Certains appelaient langue des oiseaux la « cabale phonétique ». C’était la parole secrète des alchimistes.
L’oiseau crie ou chante. Comme il s’élève et se joue dans l’espace et a le pouvoir de choisir ses chemins, de tracer entre deux points une infinité de courbes, il vole où il veut, sa voix est plus libre de ce qui le touche. Les traducteurs d’oiseaux suivaient du regard les lignes de son chant, comme les lignes de la main, et découpaient chaque mélodie pour en faire un rébus.

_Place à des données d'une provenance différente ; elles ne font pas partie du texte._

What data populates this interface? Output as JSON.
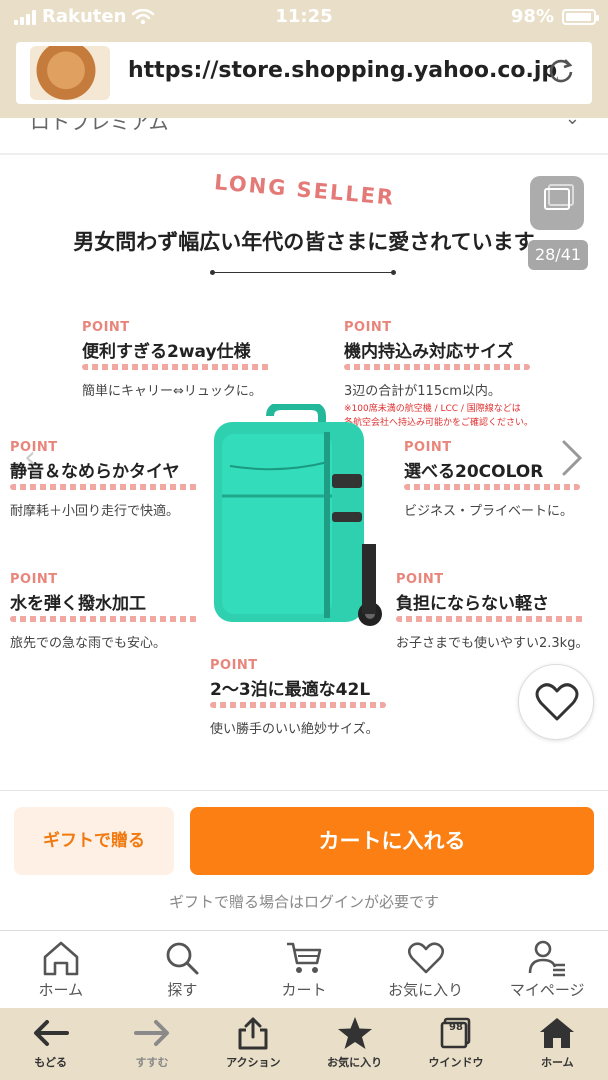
{
  "status_bar": {
    "carrier": "Rakuten",
    "time": "11:25",
    "battery_text": "98%",
    "battery_level": 0.98
  },
  "browser": {
    "url": "https://store.shopping.yahoo.co.jp/pr..."
  },
  "content": {
    "scrap_text": "ロトプレミアム",
    "badge": "LONG SELLER",
    "headline": "男女問わず幅広い年代の皆さまに愛されています",
    "image_counter": "28/41",
    "points": [
      {
        "tag": "POINT",
        "title": "便利すぎる2way仕様",
        "desc": "簡単にキャリー⇔リュックに。"
      },
      {
        "tag": "POINT",
        "title": "機内持込み対応サイズ",
        "desc": "3辺の合計が115cm以内。",
        "note1": "※100席未満の航空機 / LCC / 国際線などは",
        "note2": "各航空会社へ持込み可能かをご確認ください。"
      },
      {
        "tag": "POINT",
        "title": "静音＆なめらかタイヤ",
        "desc": "耐摩耗＋小回り走行で快適。"
      },
      {
        "tag": "POINT",
        "title": "選べる20COLOR",
        "desc": "ビジネス・プライベートに。"
      },
      {
        "tag": "POINT",
        "title": "水を弾く撥水加工",
        "desc": "旅先での急な雨でも安心。"
      },
      {
        "tag": "POINT",
        "title": "負担にならない軽さ",
        "desc": "お子さまでも使いやすい2.3kg。"
      },
      {
        "tag": "POINT",
        "title": "2〜3泊に最適な42L",
        "desc": "使い勝手のいい絶妙サイズ。"
      }
    ]
  },
  "purchase": {
    "gift_label": "ギフトで贈る",
    "cart_label": "カートに入れる",
    "login_note": "ギフトで贈る場合はログインが必要です"
  },
  "tabnav": [
    {
      "label": "ホーム",
      "icon": "home-icon"
    },
    {
      "label": "探す",
      "icon": "search-icon"
    },
    {
      "label": "カート",
      "icon": "cart-icon"
    },
    {
      "label": "お気に入り",
      "icon": "heart-icon"
    },
    {
      "label": "マイページ",
      "icon": "user-icon"
    }
  ],
  "toolbar": [
    {
      "label": "もどる",
      "icon": "back-arrow-icon"
    },
    {
      "label": "すすむ",
      "icon": "forward-arrow-icon"
    },
    {
      "label": "アクション",
      "icon": "share-icon"
    },
    {
      "label": "お気に入り",
      "icon": "star-icon"
    },
    {
      "label": "ウインドウ",
      "icon": "windows-icon",
      "count": "98"
    },
    {
      "label": "ホーム",
      "icon": "home-icon"
    }
  ],
  "colors": {
    "accent_orange": "#fb7f12",
    "gift_bg": "#fef0e4",
    "point_pink": "#e8867c",
    "toolbar_bg": "#e9dfc8",
    "suitcase": "#2fd0b0"
  }
}
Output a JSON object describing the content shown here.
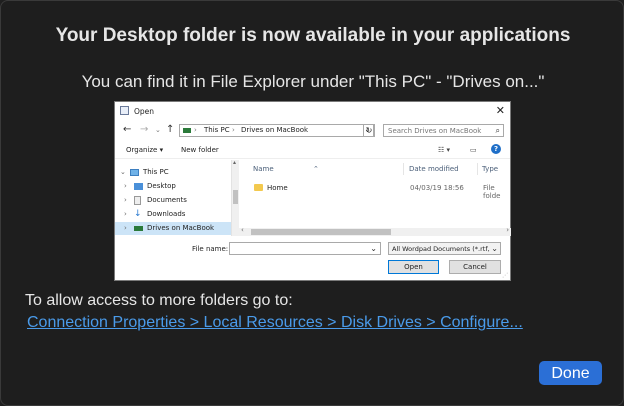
{
  "sheet": {
    "title": "Your Desktop folder is now available in your applications",
    "subtitle": "You can find it in File Explorer under \"This PC\" - \"Drives on...\"",
    "access_text": "To allow access to more folders go to:",
    "access_link": "Connection Properties > Local Resources > Disk Drives > Configure...",
    "done_label": "Done"
  },
  "dialog": {
    "title": "Open",
    "address": [
      "This PC",
      "Drives on MacBook"
    ],
    "search_placeholder": "Search Drives on MacBook",
    "organize": "Organize ▾",
    "new_folder": "New folder",
    "tree": [
      {
        "label": "This PC",
        "icon": "pc-icon",
        "expanded": true
      },
      {
        "label": "Desktop",
        "icon": "desktop-icon"
      },
      {
        "label": "Documents",
        "icon": "documents-icon"
      },
      {
        "label": "Downloads",
        "icon": "downloads-icon"
      },
      {
        "label": "Drives on MacBook",
        "icon": "drive-icon",
        "selected": true
      }
    ],
    "columns": {
      "name": "Name",
      "date": "Date modified",
      "type": "Type"
    },
    "files": [
      {
        "name": "Home",
        "date": "04/03/19 18:56",
        "type": "File folde"
      }
    ],
    "file_name_label": "File name:",
    "file_type": "All Wordpad Documents (*.rtf,",
    "open_label": "Open",
    "cancel_label": "Cancel"
  },
  "colors": {
    "accent": "#2b6fd6",
    "link": "#4a9bea",
    "background": "#1e1e1e"
  }
}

Certains se refusaient à traduire et apprenaient tous les idiomes. Parler la langue des oiseaux ne signifie-t-il pas parler toutes les langues ? Ils écoutaient le chant de l’oiseau sous les cris confus des babils de la planète.
D’autres se plaisaient à jouer en forêt pour parler aux rossignols. On dépêchait la radio pour fixer les vertiges, et les auditeurs acquiesçaient au miracle de l’échange.
Ce fut bien plus tard qu’on découvrît la présence d’habiles siffleuses, dissimulées dans la forêt, qui imitaient le chant du rossignol, tant le rêve était enivrant.
Certains avaient fait vœu de ne plus se nourrir de chair animale. Il était déjà trop tard, sans doute. C’était un temps, avant la sixième extinction.
Les cercles de traducteurs d’oiseaux tentaient de retenir le temps, avant la catastrophe, avant le cauchemar, ce rêve impuissant à rompre l’enchantement, cette image enterrée vive.
« Qui témoignera pour l’oiseau ? », disaient-ils.
Désormais, ces quelques signes, ces chants, ces clameurs, ces gestes maladroits et naïfs, ne sont que les vestiges d’un âge révolu. Pourrons-nous oublier les brasiers et les incendies qui ont succédé ? Faites que l’après soit un mauvais rêve.